Mysterious liver disease kills three children in Indonesia

  • At least four children worldwide have died of a mysterious liver disease.
  • Three of these children come from Indonesia
  • The strain has been identified in 20 countries.

Three children in Indonesia have died from a mysterious liver disease, the country’s health ministry said, bringing the global death toll from a deadly condition that baffled doctors from the US to Asia to at least four.

This serious form of acute hepatitis has been diagnosed in nearly 230 children in 20 countries, the World Health Organization said Tuesday, raising concerns about the “unknown origins of the disease.”

The symptoms that affect the children are nausea, vomiting, diarrhea and abdominal pain – before their liver showed signs of inflammation. At least one death was previously reported.

Indonesia’s health ministry said three children had died in hospitals in the capital Jakarta last month after showing some of these symptoms.

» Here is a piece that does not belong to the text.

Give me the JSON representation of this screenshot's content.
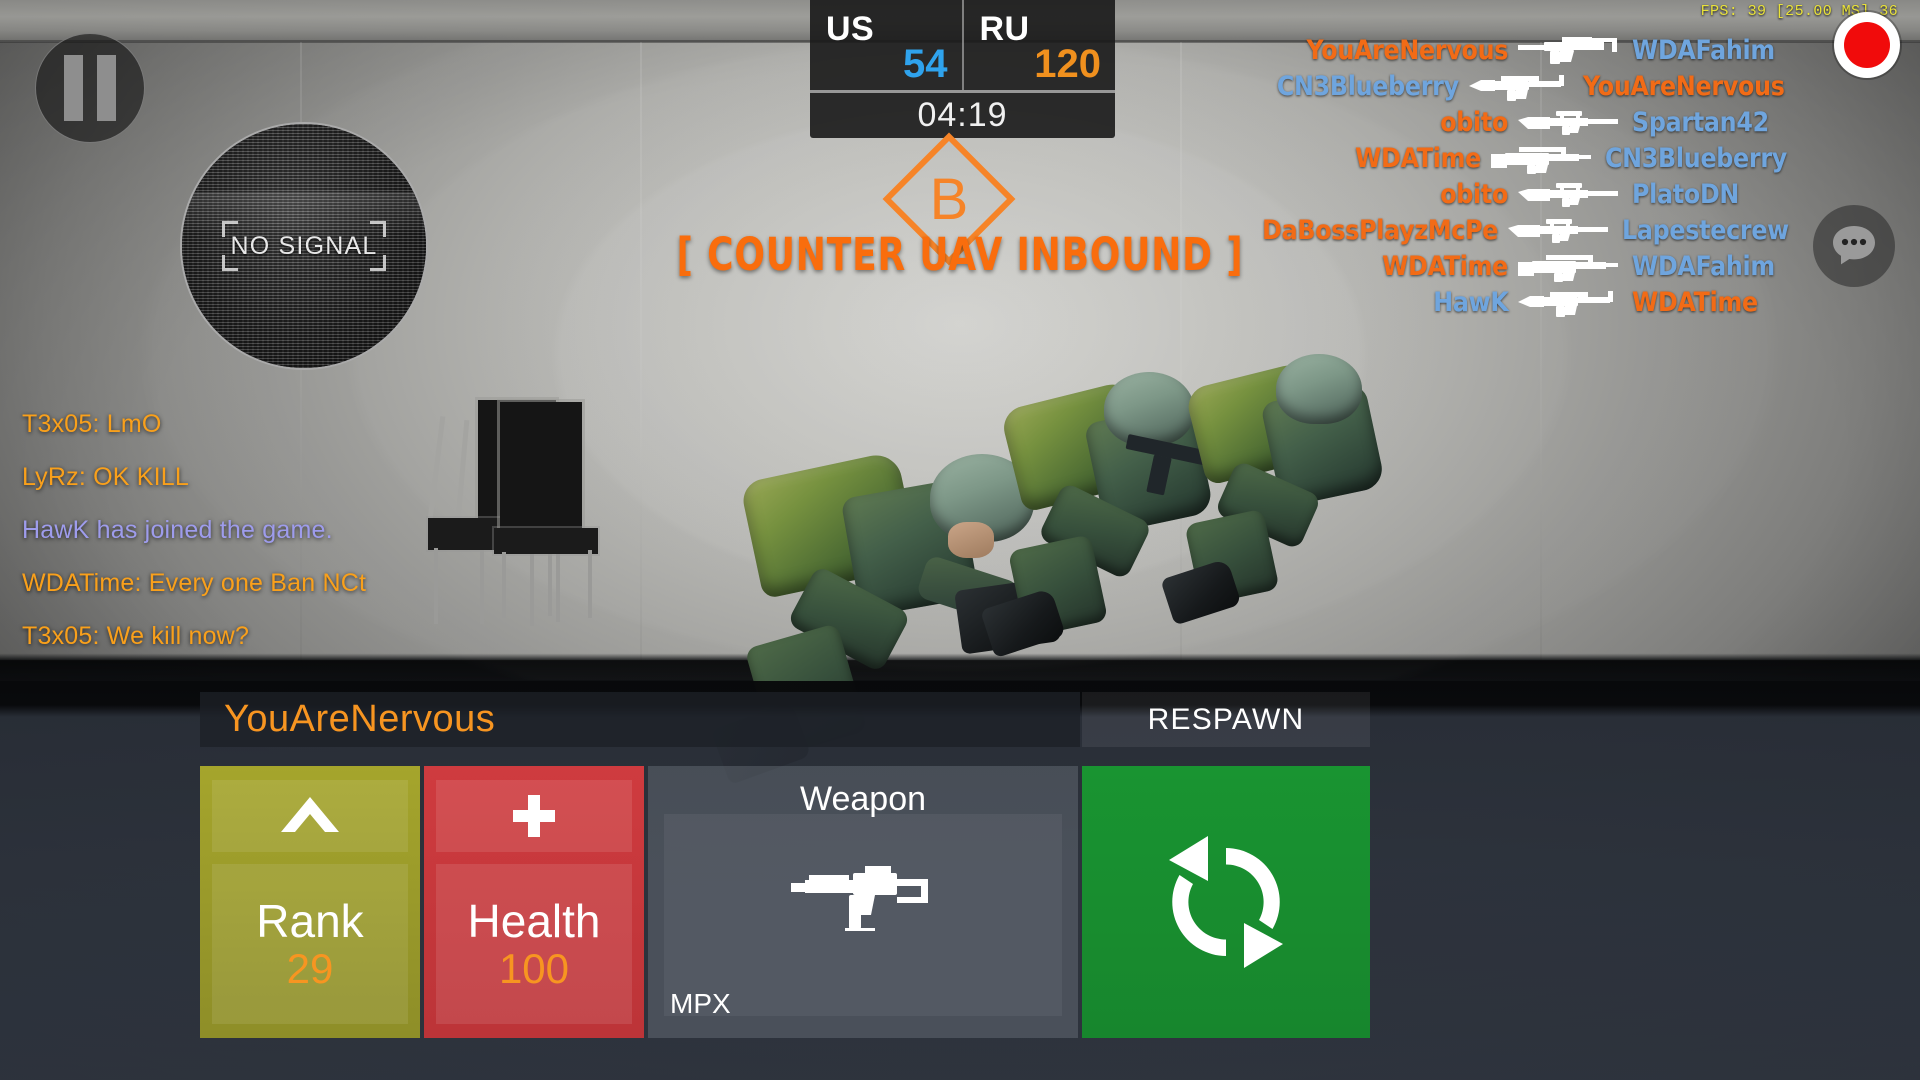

The children – aged two, eight and 11 – also had fever, jaundice, convulsions and loss of consciousness, ministry spokesman Siti Nadia Tarmizi told AFP.

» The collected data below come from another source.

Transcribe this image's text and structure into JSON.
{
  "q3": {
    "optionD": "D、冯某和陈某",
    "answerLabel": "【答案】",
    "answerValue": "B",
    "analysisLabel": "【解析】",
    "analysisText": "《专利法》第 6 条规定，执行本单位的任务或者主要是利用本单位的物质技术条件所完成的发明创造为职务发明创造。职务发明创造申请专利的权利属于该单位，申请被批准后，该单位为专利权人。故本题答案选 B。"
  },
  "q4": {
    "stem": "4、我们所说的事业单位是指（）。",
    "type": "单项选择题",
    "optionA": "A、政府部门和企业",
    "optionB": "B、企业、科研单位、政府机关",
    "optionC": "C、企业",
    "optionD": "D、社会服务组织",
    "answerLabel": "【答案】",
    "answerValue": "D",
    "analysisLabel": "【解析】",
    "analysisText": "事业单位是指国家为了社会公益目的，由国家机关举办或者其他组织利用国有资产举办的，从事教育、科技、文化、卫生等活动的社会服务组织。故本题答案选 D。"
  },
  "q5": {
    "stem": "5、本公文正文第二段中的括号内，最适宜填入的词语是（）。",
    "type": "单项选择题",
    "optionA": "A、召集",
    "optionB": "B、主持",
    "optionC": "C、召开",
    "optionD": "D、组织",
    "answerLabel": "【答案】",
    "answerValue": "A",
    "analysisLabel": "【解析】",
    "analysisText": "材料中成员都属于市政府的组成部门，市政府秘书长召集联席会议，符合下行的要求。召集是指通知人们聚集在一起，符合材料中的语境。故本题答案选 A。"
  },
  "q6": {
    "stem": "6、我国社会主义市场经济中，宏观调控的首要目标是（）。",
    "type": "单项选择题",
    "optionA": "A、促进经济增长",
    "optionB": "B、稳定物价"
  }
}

“At this point, we suspect the cases are acute hepatitis, but we need to confirm that they are not due to known hepatitis viruses A, B, C, D and Rb,” Tarmizi said.

READ | Four telltale symptoms of mysterious liver disease spreading among children in US and Europe

She added that the Department of Health is currently investigating the cause of the disease by conducting a full panel of virus tests.

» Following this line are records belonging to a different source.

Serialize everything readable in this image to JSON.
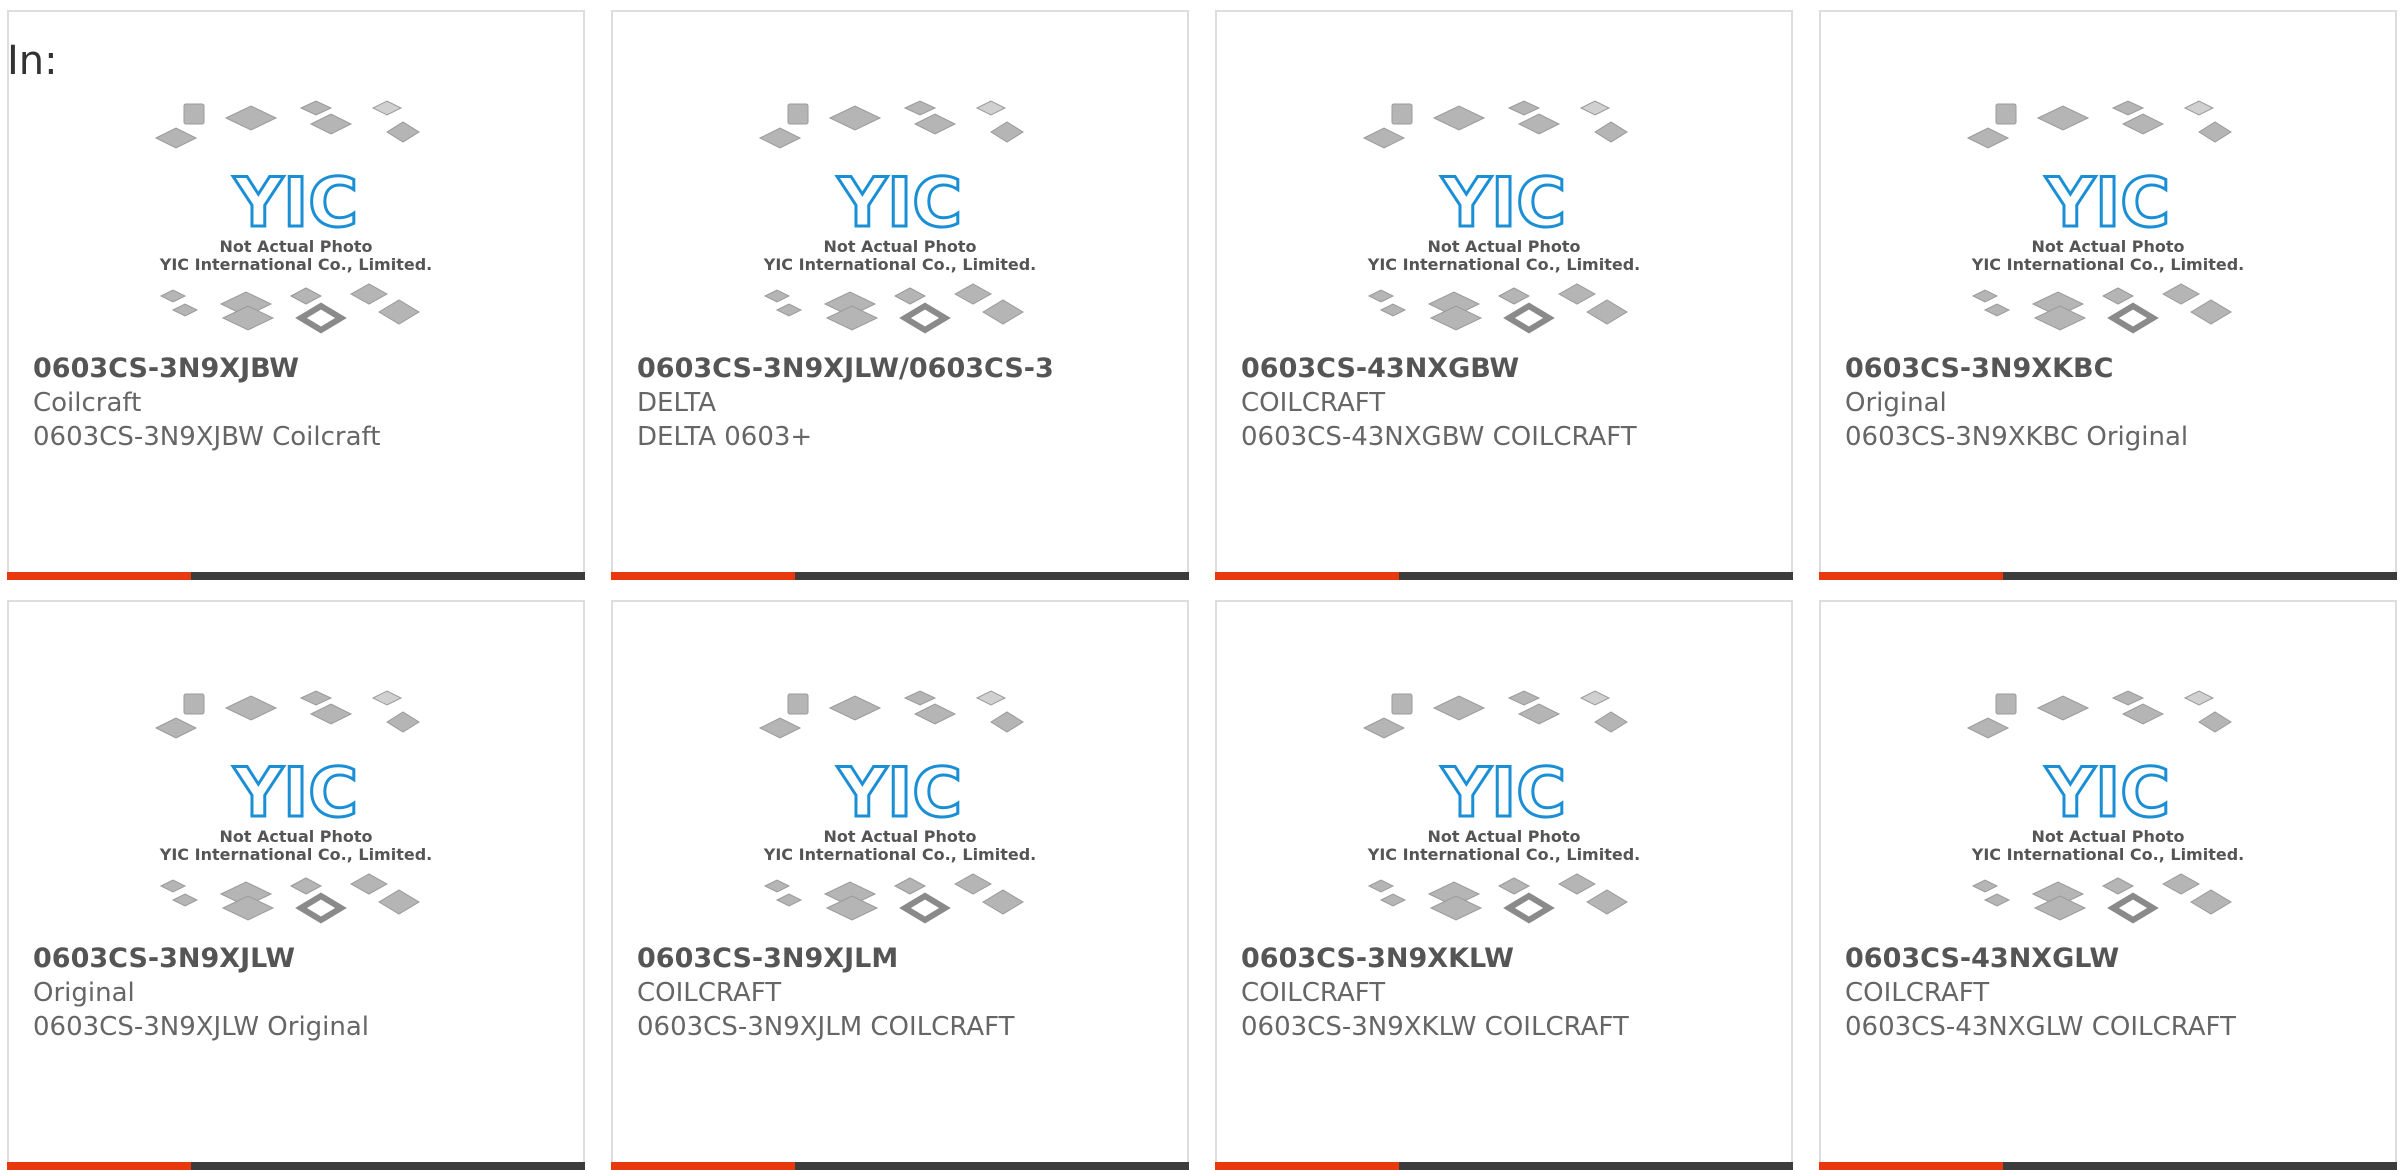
{
  "filter": {
    "label": "In:"
  },
  "colors": {
    "accent": "#e8380d",
    "dark_bar": "#3c3c3c",
    "border": "#dddddd",
    "logo_blue": "#1a8fd6"
  },
  "placeholder": {
    "logo_text": "YIC",
    "caption_line1": "Not Actual Photo",
    "caption_line2": "YIC International Co., Limited."
  },
  "products": [
    {
      "part_number": "0603CS-3N9XJBW",
      "brand": "Coilcraft",
      "description": "0603CS-3N9XJBW Coilcraft"
    },
    {
      "part_number": "0603CS-3N9XJLW/0603CS-3",
      "brand": "DELTA",
      "description": "DELTA 0603+"
    },
    {
      "part_number": "0603CS-43NXGBW",
      "brand": "COILCRAFT",
      "description": "0603CS-43NXGBW COILCRAFT"
    },
    {
      "part_number": "0603CS-3N9XKBC",
      "brand": "Original",
      "description": "0603CS-3N9XKBC Original"
    },
    {
      "part_number": "0603CS-3N9XJLW",
      "brand": "Original",
      "description": "0603CS-3N9XJLW Original"
    },
    {
      "part_number": "0603CS-3N9XJLM",
      "brand": "COILCRAFT",
      "description": "0603CS-3N9XJLM COILCRAFT"
    },
    {
      "part_number": "0603CS-3N9XKLW",
      "brand": "COILCRAFT",
      "description": "0603CS-3N9XKLW COILCRAFT"
    },
    {
      "part_number": "0603CS-43NXGLW",
      "brand": "COILCRAFT",
      "description": "0603CS-43NXGLW COILCRAFT"
    }
  ]
}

The ministry also called on parents to take their children to hospital immediately if they showed any symptoms.

This emergence of a potential new disease that only affects young children – most are under the age of 10 with no underlying conditions – has sparked a wave of concern from a global health community already struggling with Covid-19.

According to the WHO, most cases have occurred in Europe, particularly in Britain when there was an “unexpected significant increase” in the number of cases in young, previously healthy children.

In the United States, the Centers for Disease Control and Prevention Friday published a study on a cluster in Alabama, where nine children also tested positive for a common pathogen called adenovirus 41.

The pathogen is known to cause gastroenteritis in children.

But “it’s not usually known as a cause of hepatitis in otherwise healthy children,” the agency had said.

Adenoviruses are often spread through close personal contact, respiratory droplets, and surfaces. There are more than 50 types of adenoviruses, most of which cause the common cold, as well as many other diseases.